Le roman se termine ainsi sur un dernier mouvement, court où le lecteur se retrouve plongé dans la
triste fin de Madame de Clèves. En effet, les deux dernières phrases du roman se concentrent sur
l'héroïne qui fait preuve d'une vertu exemplaire. Le champ lexical de la religion montre que La princesse
de Clèves consacre le reste de sa vie à Dieu: “maison religieuse”, "retraite" “saintes”, “austères”, “vertu”.
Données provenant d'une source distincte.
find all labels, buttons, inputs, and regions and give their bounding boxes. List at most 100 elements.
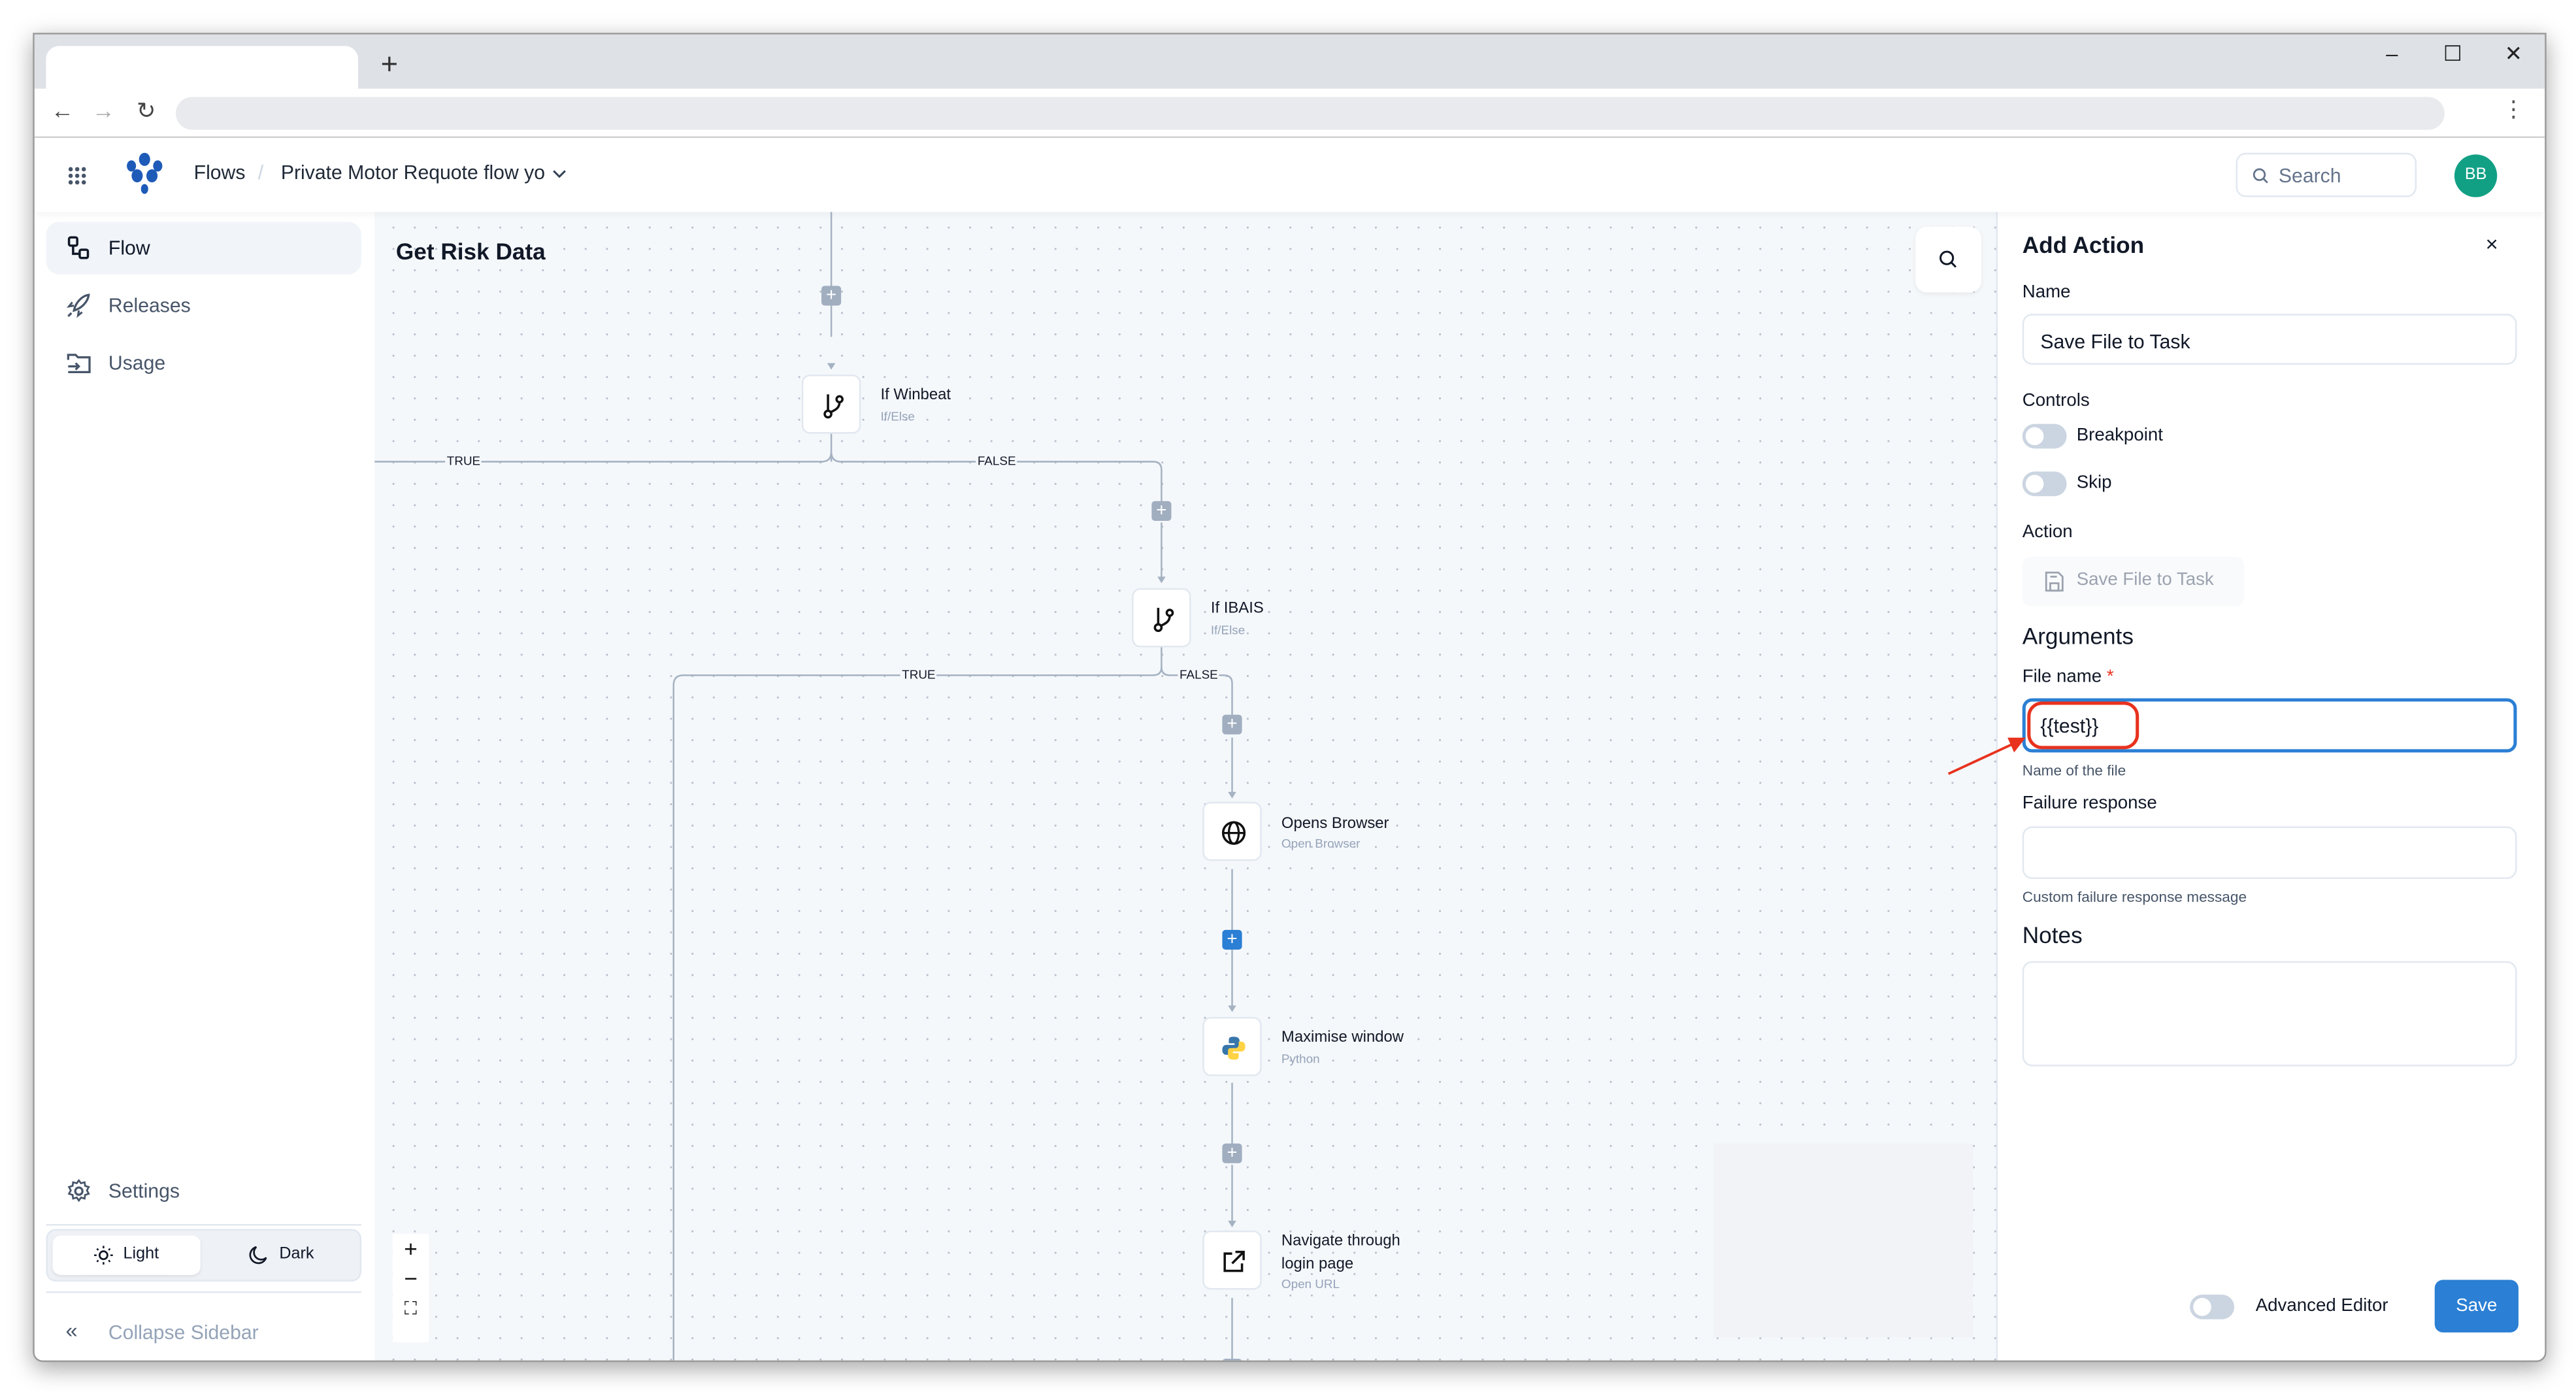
theme-dark-button[interactable]: Dark	[208, 1236, 356, 1275]
search-placeholder: Search	[2278, 164, 2341, 188]
advanced-editor-label: Advanced Editor	[2255, 1296, 2388, 1316]
sidebar-item-usage[interactable]: Usage	[46, 337, 361, 389]
back-button[interactable]: ←	[49, 97, 75, 123]
breadcrumb-flows[interactable]: Flows	[194, 161, 246, 184]
flow-title[interactable]: Private Motor Requote flow yo	[281, 161, 545, 184]
node-title: If Winbeat	[880, 386, 951, 405]
chevron-down-icon[interactable]	[552, 169, 567, 179]
flow-node-maximise-window[interactable]	[1202, 1017, 1262, 1076]
sidebar-item-settings[interactable]: Settings	[46, 1165, 361, 1217]
node-subtitle: Python	[1281, 1051, 1320, 1067]
breakpoint-toggle[interactable]	[2022, 423, 2067, 449]
sidebar-divider	[46, 1291, 362, 1293]
flow-node-navigate-login[interactable]	[1202, 1230, 1262, 1290]
minimize-button[interactable]: –	[2375, 41, 2408, 66]
node-subtitle: Open URL	[1281, 1276, 1340, 1292]
skip-toggle[interactable]	[2022, 471, 2067, 497]
add-step-button-active[interactable]: +	[1222, 929, 1242, 950]
python-icon	[1222, 1036, 1246, 1060]
theme-toggle: Light Dark	[46, 1229, 362, 1282]
add-step-button[interactable]: +	[1222, 1143, 1242, 1163]
save-button[interactable]: Save	[2434, 1280, 2518, 1333]
search-input[interactable]: Search	[2236, 152, 2417, 197]
moon-icon	[249, 1246, 267, 1265]
edge-label-false: FALSE	[976, 453, 1018, 469]
required-marker: *	[2106, 667, 2114, 687]
globe-icon	[1221, 821, 1246, 845]
collapse-sidebar-button[interactable]: « Collapse Sidebar	[46, 1306, 361, 1359]
rocket-icon	[66, 293, 90, 318]
add-step-button[interactable]: +	[821, 286, 842, 306]
add-step-button[interactable]: +	[1222, 1359, 1242, 1361]
save-file-icon	[2045, 571, 2064, 592]
action-label: Action	[2022, 522, 2073, 542]
notes-textarea[interactable]	[2022, 961, 2517, 1067]
breakpoint-label: Breakpoint	[2076, 425, 2163, 446]
name-input[interactable]: Save File to Task	[2022, 314, 2517, 365]
forward-button[interactable]: →	[90, 97, 116, 123]
browser-tab[interactable]	[46, 46, 359, 89]
theme-dark-label: Dark	[279, 1245, 314, 1264]
address-bar[interactable]	[175, 97, 2445, 130]
sidebar-item-flow[interactable]: Flow	[46, 222, 362, 274]
action-selector[interactable]: Save File to Task	[2022, 557, 2245, 606]
name-input-value: Save File to Task	[2040, 330, 2190, 354]
breadcrumb-separator: /	[257, 161, 264, 184]
close-panel-button[interactable]: ×	[2486, 231, 2498, 256]
failure-response-input[interactable]	[2022, 826, 2517, 879]
add-action-panel: Add Action × Name Save File to Task Cont…	[1996, 212, 2545, 1361]
edge-label-true: TRUE	[445, 453, 482, 469]
sidebar-divider	[46, 1223, 362, 1226]
branch-icon	[1153, 608, 1174, 633]
sidebar-item-releases[interactable]: Releases	[46, 279, 361, 331]
collapse-sidebar-label: Collapse Sidebar	[108, 1321, 259, 1344]
new-tab-button[interactable]: +	[376, 48, 403, 82]
add-step-button[interactable]: +	[1151, 501, 1172, 521]
user-avatar[interactable]: BB	[2454, 154, 2498, 197]
tab-bar: + – ☐ ✕	[34, 34, 2545, 89]
chevrons-left-icon: «	[65, 1317, 78, 1342]
theme-light-button[interactable]: Light	[52, 1235, 201, 1275]
sidebar: Flow Releases Usage Settings Light Dark	[34, 212, 376, 1361]
theme-light-label: Light	[123, 1245, 159, 1264]
node-title: Maximise window	[1281, 1028, 1404, 1047]
address-row: ← → ↻ ⋮	[34, 88, 2545, 139]
node-title: Navigate through login page	[1281, 1232, 1400, 1274]
maximize-button[interactable]: ☐	[2436, 41, 2469, 67]
flow-canvas[interactable]: Get Risk Data TRUE FALSE TRUE FALSE + + …	[374, 212, 1996, 1361]
flow-icon	[67, 236, 90, 259]
annotation-arrow	[1947, 737, 2026, 775]
add-step-button[interactable]: +	[1222, 714, 1242, 735]
canvas-search-button[interactable]	[1915, 226, 1981, 293]
flow-node-if-ibais[interactable]	[1132, 588, 1191, 648]
arguments-heading: Arguments	[2022, 622, 2134, 650]
edge-label-true: TRUE	[900, 667, 938, 682]
external-link-icon	[1223, 1250, 1245, 1272]
flow-node-if-winbeat[interactable]	[801, 374, 861, 434]
canvas-title: Get Risk Data	[395, 238, 546, 265]
node-subtitle: Open Browser	[1281, 836, 1361, 852]
branch-icon	[823, 394, 844, 419]
zoom-controls: + − ⛶	[392, 1234, 429, 1342]
edge-label-false: FALSE	[1178, 667, 1220, 682]
app-header: Flows / Private Motor Requote flow yo Se…	[34, 138, 2545, 212]
close-window-button[interactable]: ✕	[2497, 41, 2530, 67]
app-grid-icon[interactable]	[67, 166, 87, 186]
fit-view-button[interactable]: ⛶	[393, 1300, 429, 1321]
skip-label: Skip	[2076, 473, 2112, 493]
zoom-in-button[interactable]: +	[393, 1236, 429, 1262]
sidebar-item-label: Settings	[108, 1180, 180, 1203]
browser-menu-button[interactable]: ⋮	[2502, 95, 2525, 124]
search-icon	[2253, 168, 2268, 184]
advanced-editor-toggle[interactable]	[2190, 1295, 2235, 1319]
zoom-out-button[interactable]: −	[393, 1265, 429, 1291]
brand-logo-icon[interactable]	[125, 152, 164, 195]
sidebar-item-label: Flow	[108, 237, 150, 260]
controls-label: Controls	[2022, 391, 2090, 411]
panel-title: Add Action	[2022, 231, 2145, 258]
reload-button[interactable]: ↻	[133, 97, 159, 125]
minimap[interactable]	[1713, 1143, 1973, 1338]
sun-icon	[94, 1246, 113, 1265]
notes-heading: Notes	[2022, 921, 2083, 948]
flow-node-opens-browser[interactable]	[1202, 801, 1262, 861]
La négation “ jamais” souligne que La Princesse quitte définitivement la Cour et, métaphoriquement, la
Carte du Tendre (carte imaginaire retraçant les étapes de la vie amoureuse selon les Précieuses du XVIIe
siècle). Le comparatif et superlatif de supériorité qui accompagnent les adjectifs “saintes” et “austères” ;
“dans les occupations plus saintes que celles des couvents les plus austères” indique que la vertu de la
princesse est édifiante. On remarque aussi que la mort précoce de l'héroïne est rendue encore plus
frappante par l’accélération du temps à la fin du roman : “et sa vie, qui fut assez courte”. Cette mort
précoce associée au champ lexical de la religion contribue à rapprocher la destinée de la princesse de
Clèves à celle d'une sainte chrétienne. La fermeté morale de la princesse de Clèves offre également un
contraste saisissant avec la disparition progressive de la passion du duc de Nemours : alors que la passion
amoureuse cesse, l'amour divin est durable et guide une vie. La phrase finale de La princesse de Clèves
montre la vocation moralisatrice et chrétienne du roman qui offre au lecteur un exemple de vertu : la
princesse de Clèves “laissa des exemples de vertu inimitable.”

L’auteur conclut ainsi toutes les trames narratives de son œuvre : il n’y a aucun futur possible pour les
protagonistes, aucun avenir pour leur histoire.Cette œuvre s'inscrit dans un pessimisme moral influencé
du jansénisme propre à cette époque, et auquel participent notamment les Maximes de La Rochefoucauld.
Lire cet excipit de La princesse de Clèves en miroir de son incipit qui louait “La magnificence et la
galanterie" révèle la dynamique de dégradation qui structure ce roman. Cet extrait nous fait penser au
dénouement de la pièce de théâtre On ne badine pas avec l’amour d’Alfred de Musset où la séparation
finale est le prix à payer pour les deux amoureux qui n'auront finalement jamais profité de l'amour qu'ils
se vouaient l’un à l’autre, à leur façon.